Non sono mancati solo i lanciafiamme, dunque, nei due anni e mezzo della segreteria di Matteo Renzi: è mancata soprattutto la seminagione, l’attenzione alla crescita di nuove leve. È mancata la cura nel promuovere reali processi di formazione, non riducibili a periodici od occasionali incontri assembleari. Essi esigono un impegno continuo, rigoroso e costante, e al tempo stesso la capacità di misurarsi con alcuni nodi di fondo: cosa significa “formare” il ceto politico di oggi e di domani? Su quali saperi e su quali etiche è decisivo basarsi?

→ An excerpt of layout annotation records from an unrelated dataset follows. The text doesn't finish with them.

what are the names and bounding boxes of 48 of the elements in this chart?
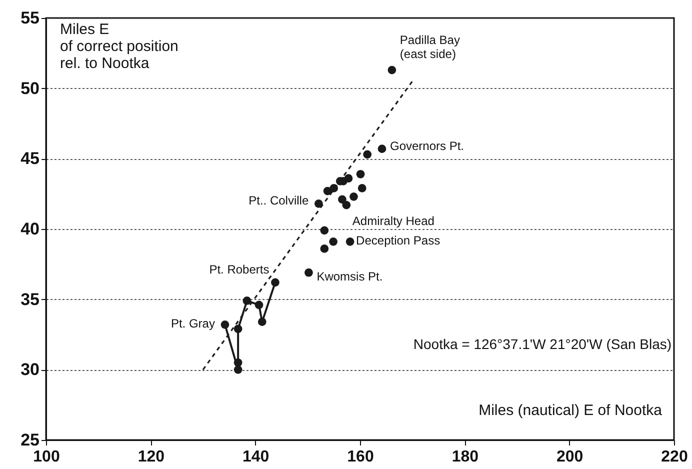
point	[234, 358, 242, 367]
point	[358, 184, 366, 192]
point	[388, 66, 396, 74]
annotation: Padilla Bay (east side)	[400, 33, 460, 62]
point	[363, 150, 372, 159]
point	[344, 174, 353, 183]
annotation: Admiralty Head	[352, 214, 434, 228]
point	[320, 226, 329, 235]
annotation: Pt. Gray	[170, 316, 215, 331]
annotation: Pt. Roberts	[209, 262, 270, 276]
x-tick-label: 200	[556, 448, 584, 466]
y-tick-label: 55	[20, 8, 40, 28]
x-tick-label: 160	[347, 448, 374, 466]
x-tick-label: 220	[661, 448, 688, 466]
point	[338, 195, 346, 204]
point	[342, 200, 351, 210]
annotation: Governors Pt.	[390, 138, 464, 153]
point	[314, 200, 323, 208]
annotation: Pt.. Colville	[248, 194, 309, 208]
x-tick-label: 140	[242, 448, 270, 466]
y-tick-label: 45	[20, 149, 40, 168]
y-axis-title: Miles E of correct position rel. to Nootka	[60, 21, 178, 72]
point	[234, 365, 242, 374]
point	[346, 237, 354, 246]
annotation: Nootka = 126°37.1'W 21°20'W (San Blas)	[413, 336, 672, 352]
point	[254, 300, 264, 310]
point	[304, 268, 313, 277]
y-tick-label: 50	[20, 78, 40, 98]
x-axis-title: Miles (nautical) E of Nootka	[478, 402, 663, 419]
y-tick-label: 35	[20, 290, 40, 309]
point	[258, 318, 266, 326]
annotation: Deception Pass	[356, 234, 440, 248]
x-tick-label: 120	[138, 448, 165, 466]
y-tick-label: 40	[20, 220, 40, 238]
point	[320, 244, 329, 253]
point	[220, 320, 230, 329]
point	[242, 296, 252, 305]
x-tick-label: 180	[452, 448, 479, 466]
point	[271, 278, 280, 287]
y-tick-label: 25	[20, 430, 40, 450]
point	[356, 170, 365, 178]
x-tick-label: 100	[33, 448, 60, 466]
y-tick-label: 30	[20, 360, 40, 380]
annotation: Kwomsis Pt.	[316, 270, 383, 284]
point	[378, 144, 386, 153]
point	[350, 192, 358, 201]
point	[329, 237, 338, 246]
point	[234, 324, 242, 334]
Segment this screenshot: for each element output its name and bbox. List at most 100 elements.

Non è facile comprendere appieno perché il partito sia stato abbandonato a se stesso sin da subito, anche se inquietanti allarmi avevano iniziato presto a venire. Aveva forse buone ragioni (anche “ragioni di necessità”) l’ipotesi di fondare il rinnovamento sulla sola azione di governo, o prevalentemente su di essa, ma si è visto presto che non era sufficiente. E anche a livello nazionale il rinnovamento della politica si è appannato rapidamente, ha smarrito la limpidezza della proposta iniziale ed è stato contraddetto da molti, troppi segnali. Di qui, anche, la radicalità della sconfitta: e di qui la radicalità dell’inversione di rotta che oggi è necessaria e al tempo stesso urgente.